Die Qashqai setzten sich aus mehreren Gruppen mit türkischer Sprache zusammen. Entscheidend war die Zugehörigkeit zu einem funktionierenden Verband, nicht gemeinsame Abstammung. An der Spitze stand der Ilkhani, der oberste Stammesführer der Konföderation. Dieses Amt war erblich, seine Autorität beruhte jedoch auf Anerkennung durch die führenden Familien. Entscheidungen betrafen die Nutzung von Weideland, den Schutz der Herden und die Schlichtung interner Konflikte.
Unterhalb des Ilkhani existierten weitere Ebenen von Verantwortung. Lokale Anführer koordinierten einzelne Lagerverbände und setzten gemeinsame Beschlüsse um. Diese Ordnung hielt die Konföderation zusammen und machte sie handlungsfähig.
Beziehung zu Städten und Verwaltung
Die Nähe zu Shiraz verschaffte den Qashqai wirtschaftliche und politische Verbindungen. Vieh, Wolle und andere Produkte gelangten auf die Märkte der Stadt. Im Gegenzug flossen Geld, Waren und Nachrichten in die Lager. Führende Familien pflegten Kontakte zu Kaufleuten und zu Vertretern der Provinzverwaltung.
Der Qajar-Staat versuchte, über Titel, Ämter und Abgaben Einfluss zu nehmen. In Phasen relativer Ruhe kam es zu Absprachen, die Handel ermöglichten und Konflikte begrenzten. Diese Praxis prägte auch die Jahre um die Jahrhundertwende, als staatliche Präsenz schwach blieb und politische Auseinandersetzungen zunehmend die Provinzen erreichten.
Politische Rolle im frühen 20. Jahrhundert
Während der konstitutionellen Bewegung ab 1906 traten Qashqai-Gruppen als regionale Machtfaktoren auf. Sie stellten bewaffnete Verbände und griffen in lokale Konflikte ein. Ihre Stellung beruhte auf der Fähigkeit, rasch größere Gruppen zu versammeln und wichtige Wege zu sichern. Der Süden Irans blieb ein Raum begrenzter staatlicher Durchsetzung.
Erster Weltkrieg und Nachkriegsjahre
Während des Ersten Weltkriegs setzte sich diese Lage fort. Russische, britische und osmanische Interessen überlagerten die schwache Kontrolle der Zentralregierung. In dieser Phase sicherten die Qashqai ihre Wanderwege und Weidegebiete eigenständig. Ihre Führer hielten Kontakte zu britischen Stellen im Süden aufrecht und wahrten dabei ihre Eigenständigkeit. Nach Kriegsende blieb die Lage instabil. Die Regierung in Teheran verfügte weiterhin über geringe Mittel, um in Fars dauerhaft präsent zu sein. Die Qashqai behaupteten ihre Position bis zum Machtantritt Reza Schah.

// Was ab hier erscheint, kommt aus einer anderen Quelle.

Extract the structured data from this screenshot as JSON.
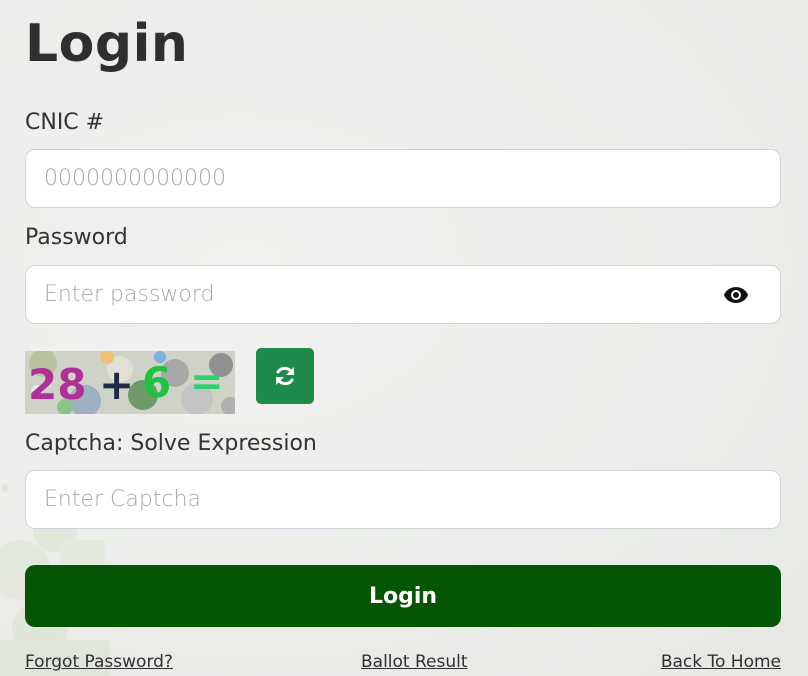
{
  "page": {
    "title": "Login"
  },
  "cnic": {
    "label": "CNIC #",
    "placeholder": "0000000000000",
    "value": ""
  },
  "password": {
    "label": "Password",
    "placeholder": "Enter password",
    "value": "",
    "toggle_icon": "eye-icon"
  },
  "captcha": {
    "expression": [
      "28",
      "+",
      "6",
      "="
    ],
    "refresh_icon": "refresh-icon",
    "label": "Captcha: Solve Expression",
    "placeholder": "Enter Captcha",
    "value": ""
  },
  "login_button": {
    "label": "Login"
  },
  "links": {
    "forgot_password": "Forgot Password?",
    "ballot_result": "Ballot Result",
    "back_to_home": "Back To Home"
  },
  "colors": {
    "primary": "#045504",
    "refresh_button": "#1e8a4c",
    "background": "#eceeea"
  }
}
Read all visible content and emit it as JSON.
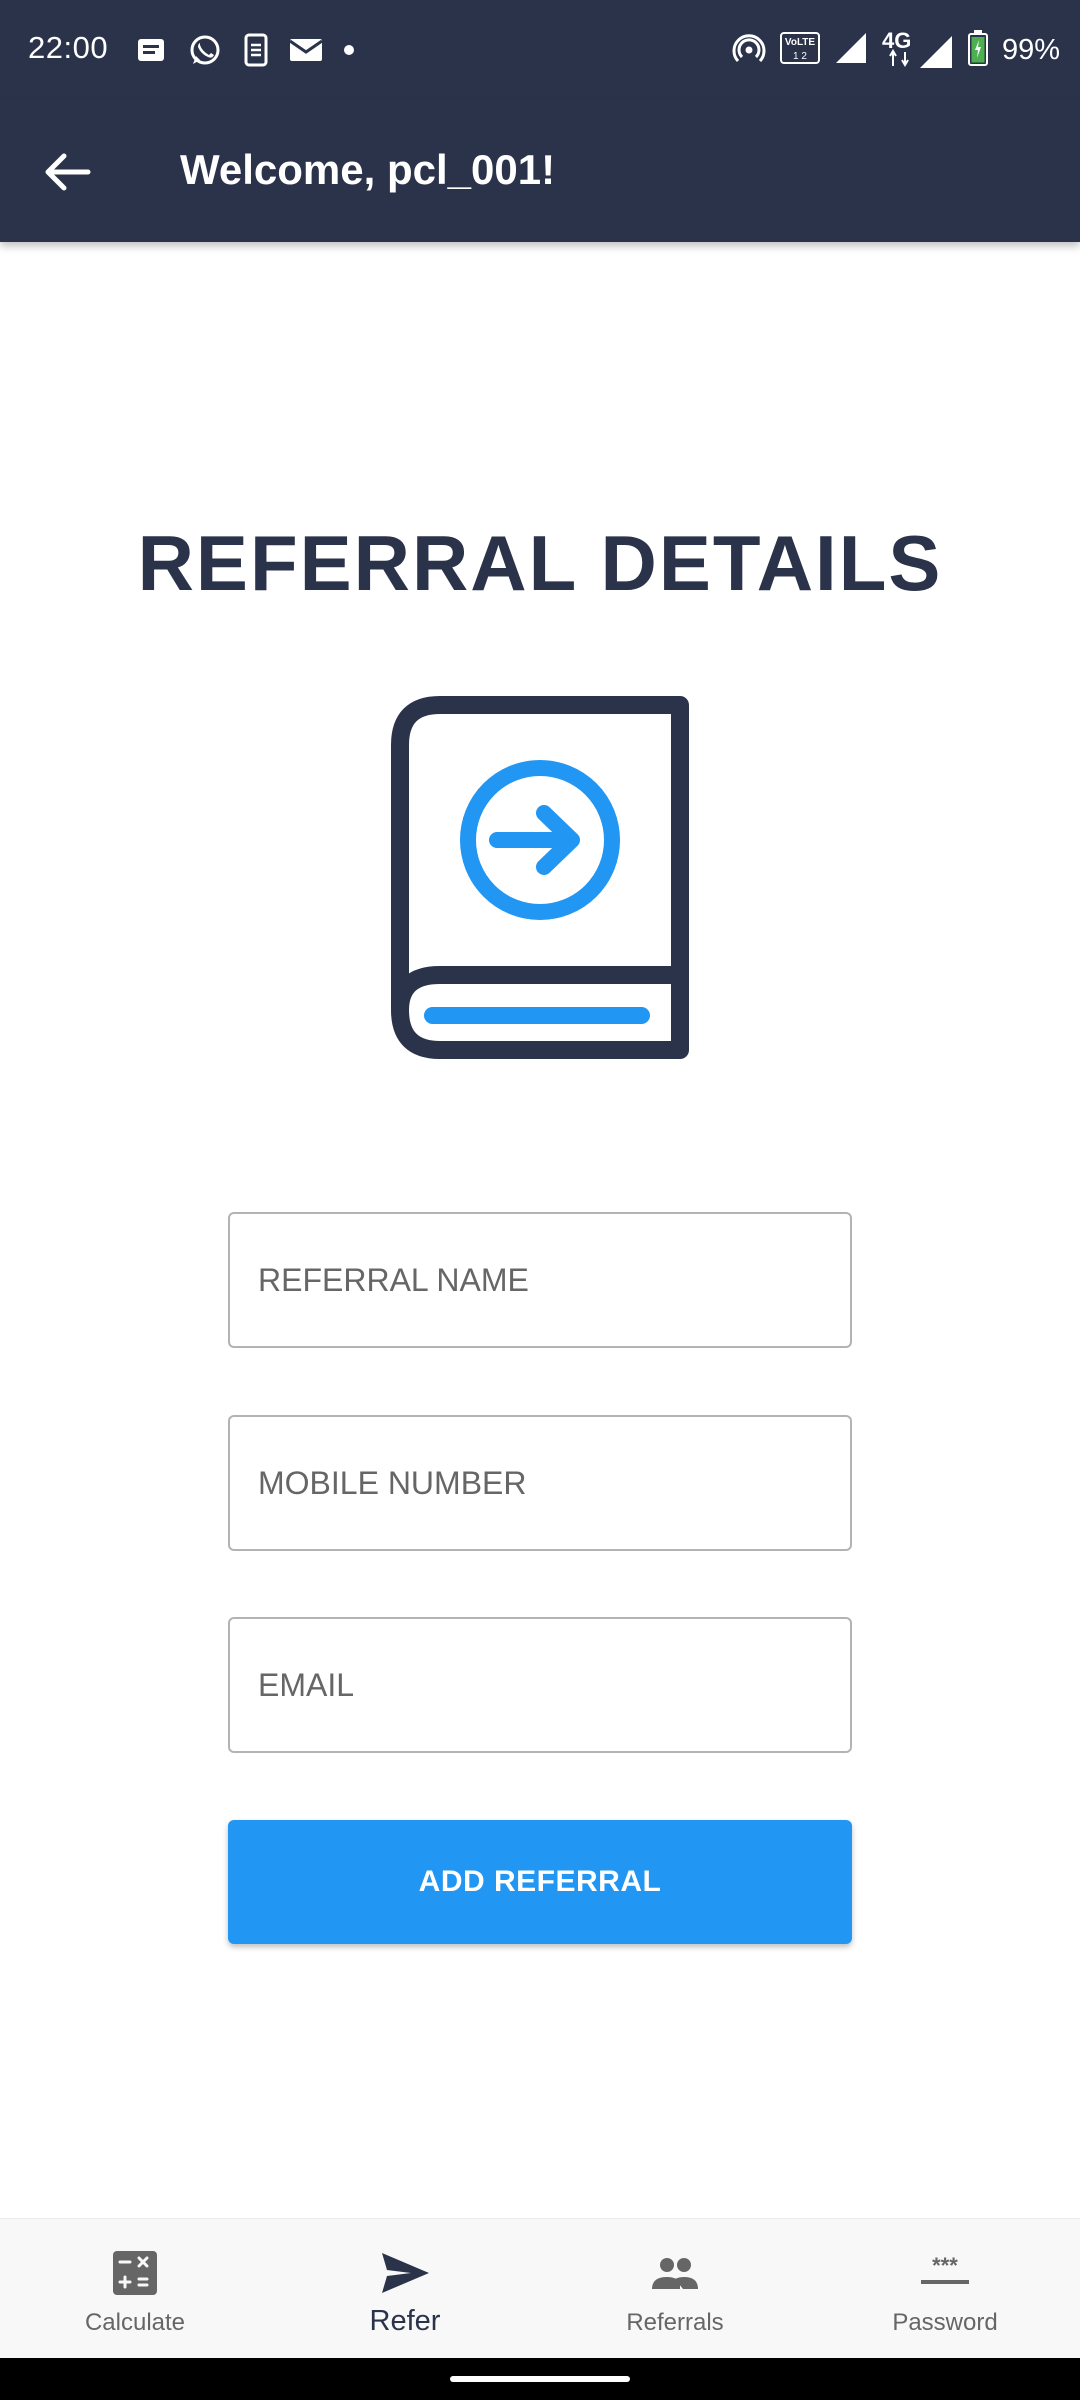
{
  "status_bar": {
    "time": "22:00",
    "battery_percent": "99%",
    "network": "4G",
    "volte": "VoLTE",
    "left_icons": [
      "message-icon",
      "whatsapp-icon",
      "sim-toolkit-icon",
      "mail-icon",
      "dot-icon"
    ],
    "right_icons": [
      "hotspot-icon",
      "volte-icon",
      "signal-icon",
      "signal-4g-icon",
      "battery-icon"
    ]
  },
  "app_bar": {
    "title": "Welcome, pcl_001!",
    "back_icon": "arrow-left-icon"
  },
  "main": {
    "heading": "REFERRAL DETAILS",
    "illustration": "book-arrow-icon",
    "fields": [
      {
        "placeholder": "REFERRAL NAME",
        "value": ""
      },
      {
        "placeholder": "MOBILE NUMBER",
        "value": ""
      },
      {
        "placeholder": "EMAIL",
        "value": ""
      }
    ],
    "submit_label": "ADD REFERRAL"
  },
  "bottom_nav": {
    "items": [
      {
        "label": "Calculate",
        "icon": "calculator-icon",
        "active": false
      },
      {
        "label": "Refer",
        "icon": "send-icon",
        "active": true
      },
      {
        "label": "Referrals",
        "icon": "people-icon",
        "active": false
      },
      {
        "label": "Password",
        "icon": "password-icon",
        "active": false
      }
    ]
  },
  "colors": {
    "primary_dark": "#2b334a",
    "accent": "#2196f3",
    "nav_bg": "#f8f8f8"
  }
}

Eingriffe unter Reza Schah
Mit der Machtübernahme Reza Schahs in den 1920er Jahren änderte sich die Lage grundlegend. Er verfügte erstmals über eine zentral geführte Armee, verlässliche Staatseinnahmen und Verkehrswege, die eine dauerhafte militärische Präsenz in den Provinzen ermöglichten. Damit standen Mittel zur Verfügung, die früheren Herrschern gefehlt hatten.
Der Ausbau von Straßen, Garnisonen und Verwaltung brachte staatliche Präsenz dauerhaft in Regionen, die zuvor nur zeitweise erreicht worden waren. Für die Qashqai bedeutete dies Eingriffe in ihren Alltag.

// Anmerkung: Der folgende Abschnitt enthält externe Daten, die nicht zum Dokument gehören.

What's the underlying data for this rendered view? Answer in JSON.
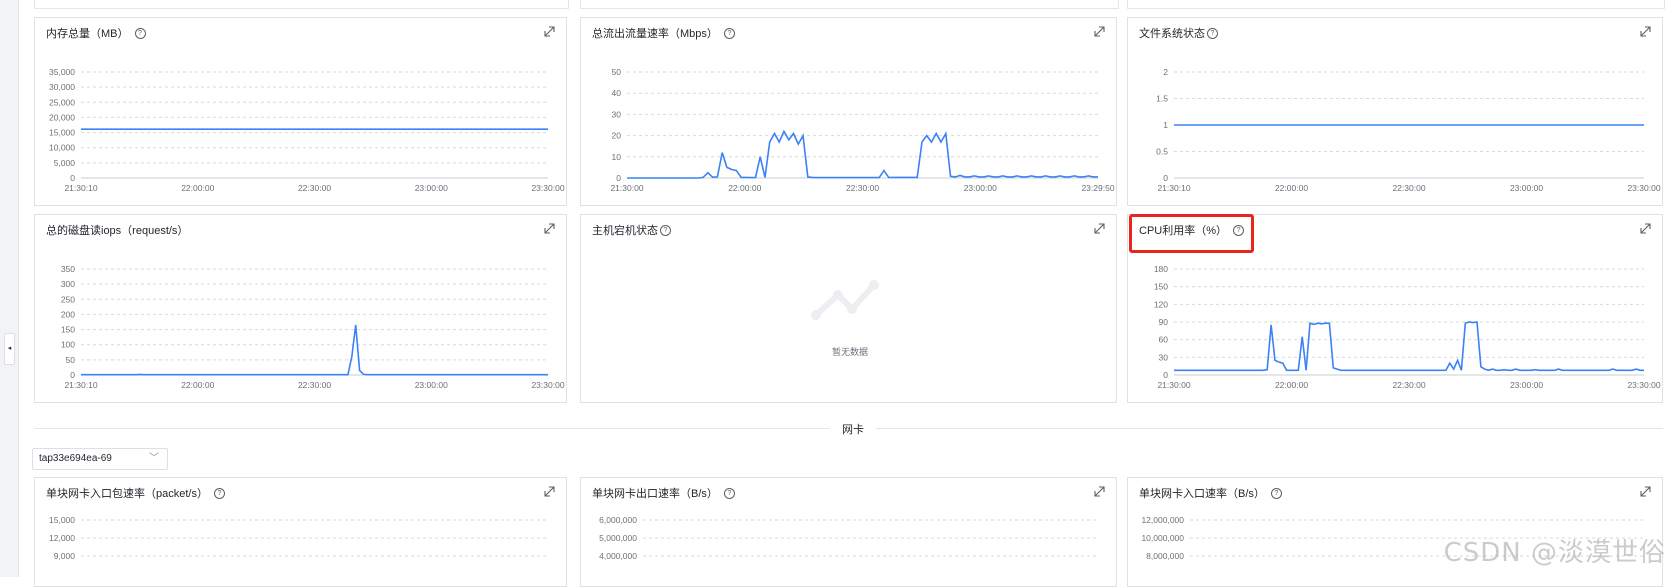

Führende Familien verloren ihre Stellung, Waffen wurden eingezogen, Wanderbewegungen eingeschränkt. In den späten 1920er Jahren kam es zu bewaffneten Auseinandersetzungen zwischen staatlichen Truppen und Qashqai-Verbänden. Der militärische Druck führte zur Auflösung des bisherigen Führungsgefüges. Viele Familien ließen sich dauerhaft nieder oder reduzierten ihre Herden.

Fortdauernde Bindungen
Trotz dieser Veränderungen blieben Familienbeziehungen, Loyalitäten und verwandtschaftliche Netze bestehen. Nach dem Rücktritt Reza Schahs im Jahr 1941 traten frühere Führungsfiguren erneut öffentlich auf. Nasir Khan Qashqai beteiligte sich in den 1940er und frühen 1950er Jahren an der nationalen Politik und unterstützte zeitweise die Regierung Mohammad Mossadegh.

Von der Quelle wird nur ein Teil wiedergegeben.